Sky Sports has worked with AR at its studio base in Osterley for some time but moving into grounds is aimed to improve the output aesthetically, editorially and analytically. A green screen is rigged and de-rigged at each ground inside a standard matchday 5m x 5m presentation box with a real window open to the pitch. Camera tracking for the AR studio is done using Stype’s RedSpy with keying on Blackmagic Design Ultimatte 12. Environment rendering is in Unreal 4 while editorial graphics are produced using Vizrt and an NCam plugin.
Sky is exploring displaying AR team formations using player avatars and displaying formations on the floor of the studio, having them appear in front of the pundits.
Sky Sports head of football Gary Hughes says the set initially looked “very CGI” and “not very real” but it’s improved a lot.

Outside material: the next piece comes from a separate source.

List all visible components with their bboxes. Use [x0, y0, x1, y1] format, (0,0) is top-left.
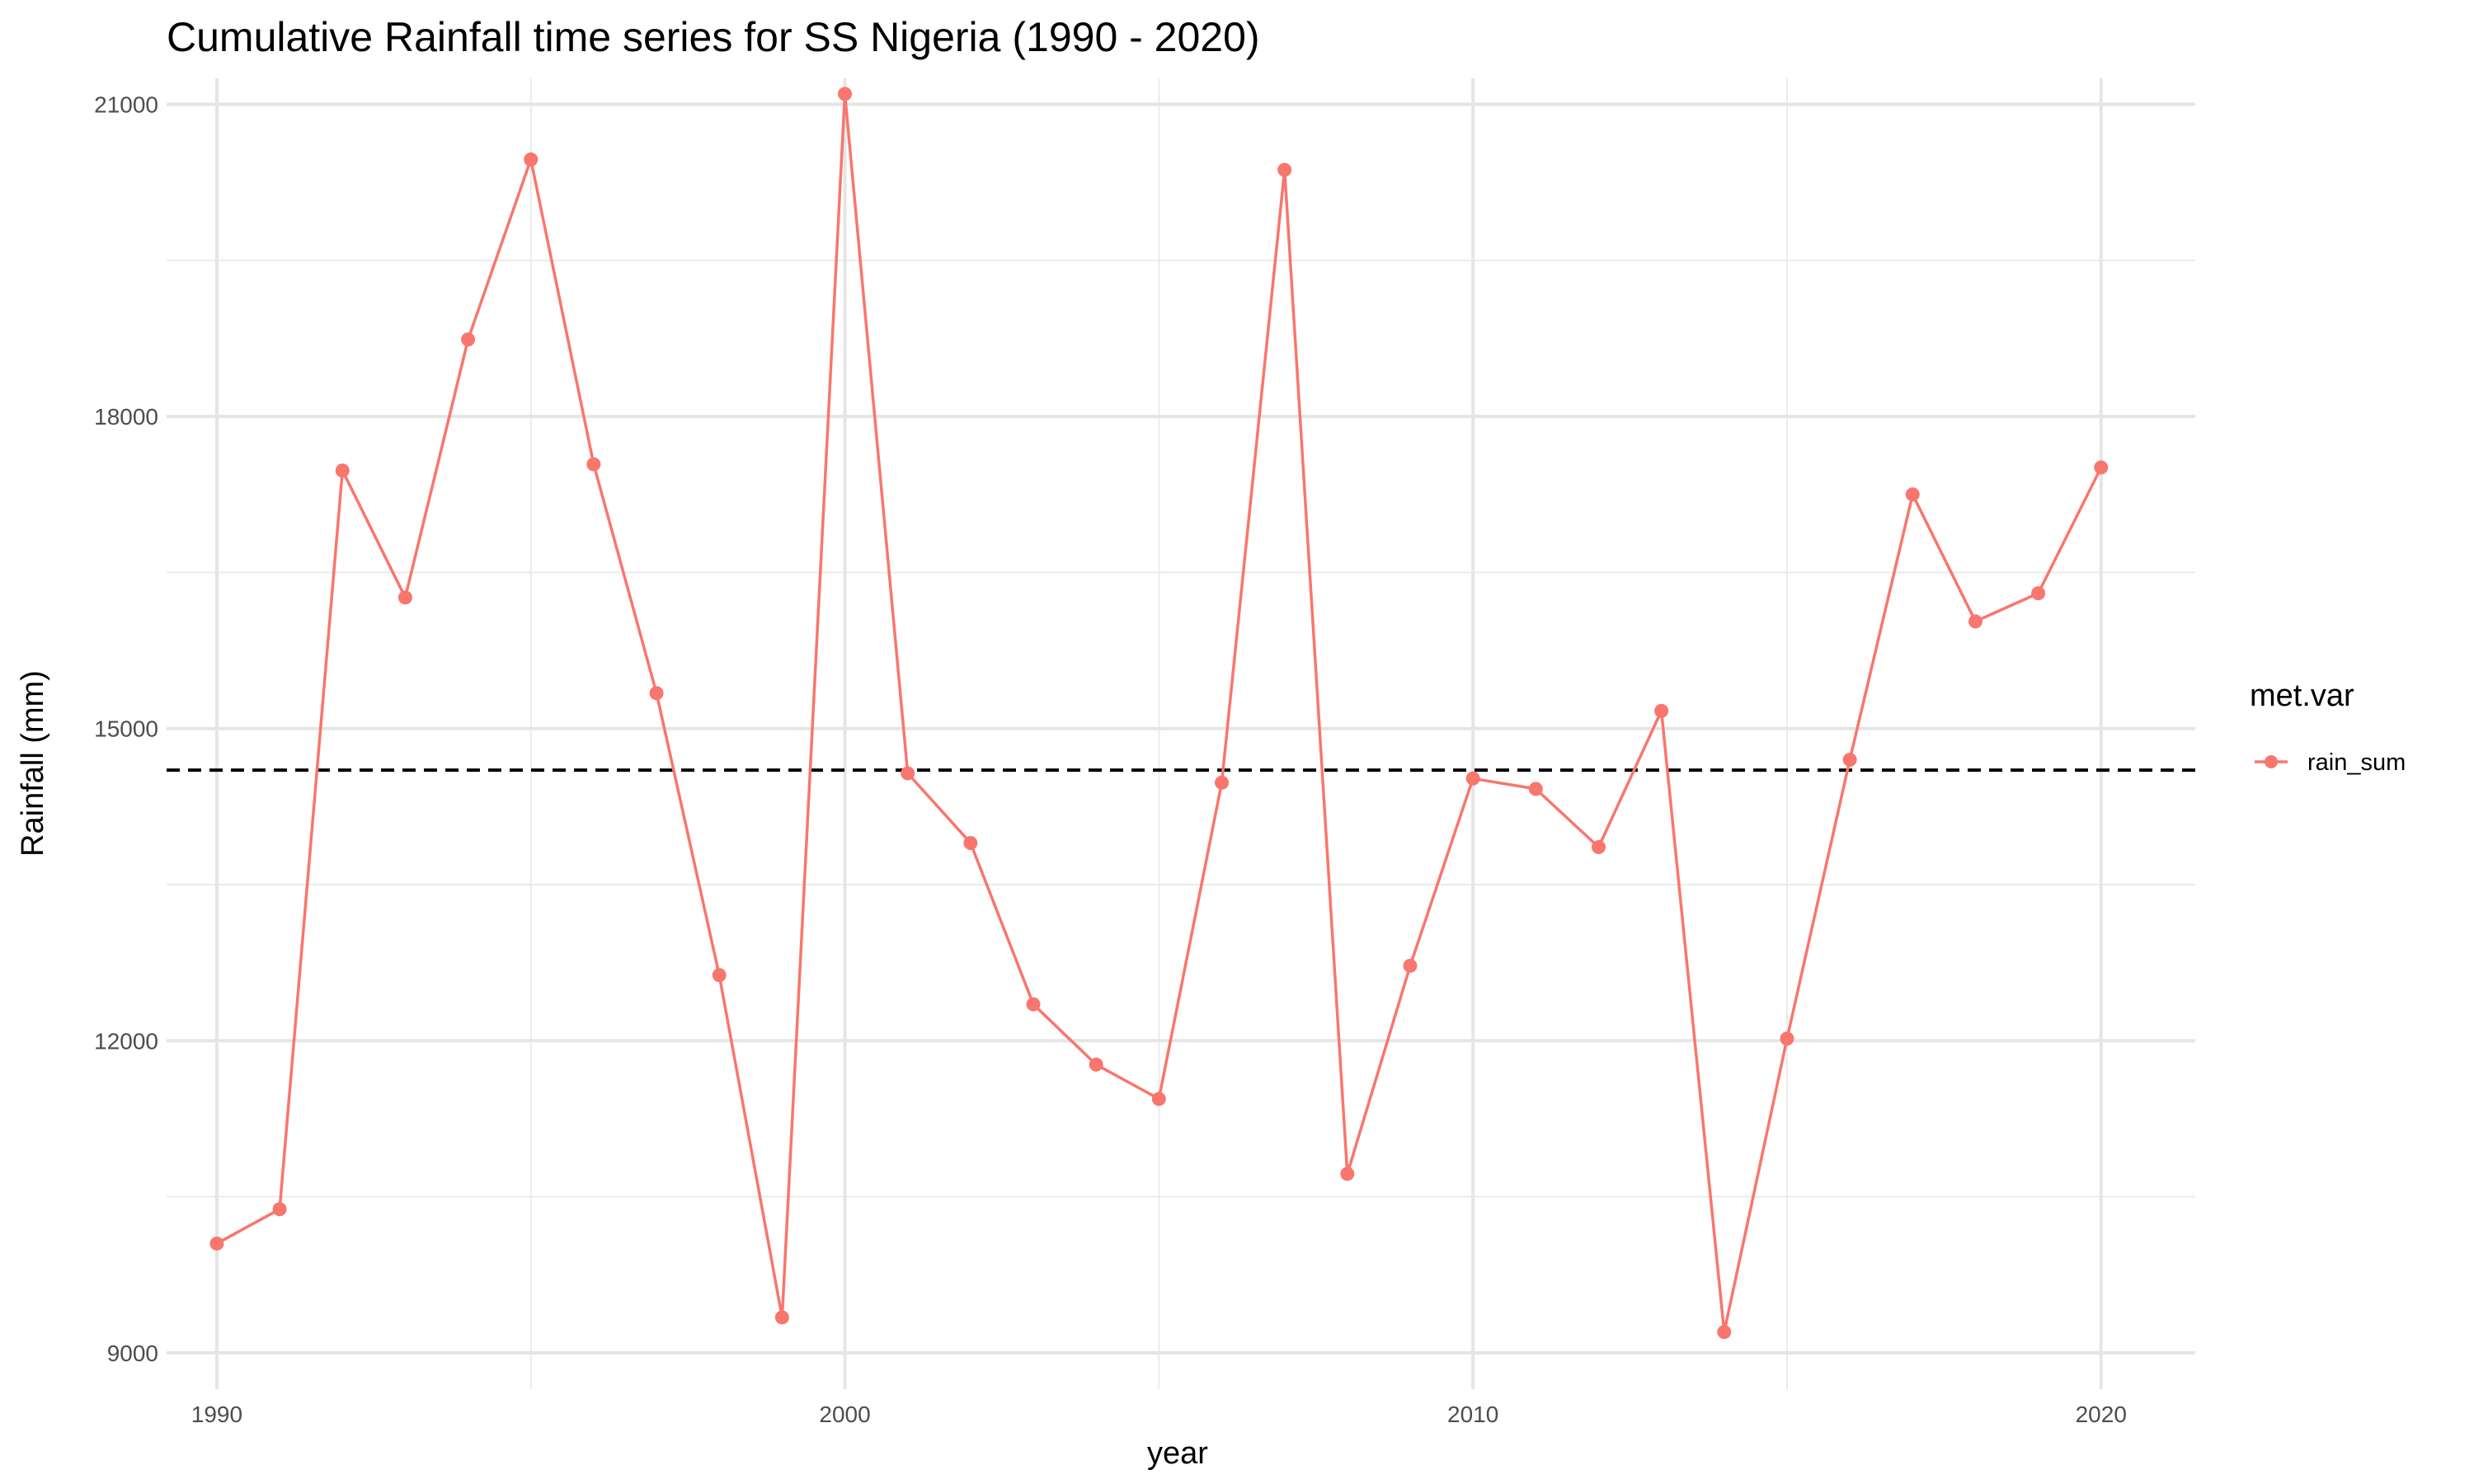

“With the amount of CGI and video games out there, people can easily tell what is real and what is not,” he says. “If there is any mystique to it, and people are asking if it is real or not, then I think you’ve done the right thing with AR.”

Spanish sports
Spanish sports shows have taken to AR like a duck to water. Specifically, multiple shows have been using systems and designs from Lisbon’s wTVision, which is part of Mediapro the Spanish media group.
In a collaboration with Vàlencia Imagina Televisió and the TV channel À Punt, wTVision manages all virtual graphics for the live shows Tot Futbol and Tot Esport.
The project combines wTVision’s Studio CG and R³ Space Engine (real-time 3D graphics engine). Augmented Reality graphics are generated with camera tracking via Stype.
 For Movistar+ shows like Noche de Champions wTVision has created an AR ceiling with virtual video walls. Its Studio CG product controls all the graphics. For this project, wTVision uses three cameras tracked by Redspy with Viz Studio Manager and three Vizrt engines with the AR output covering the ceiling of the real set and the virtual fourth wall.
The same solution is being used for the show Viva La Liga, in a collaboration with La Liga TV International. 
AR is also being used for analytical overlay during a live soccer match. Launched in August, wTVision’s, AR³ Football is able to generate AR graphics for analysis of offside lines and freekick distances from multiple camera angles. The technology allows a director to switch cameras, the system auto-recalibrates the AR and it takes a couple of seconds to have it on air.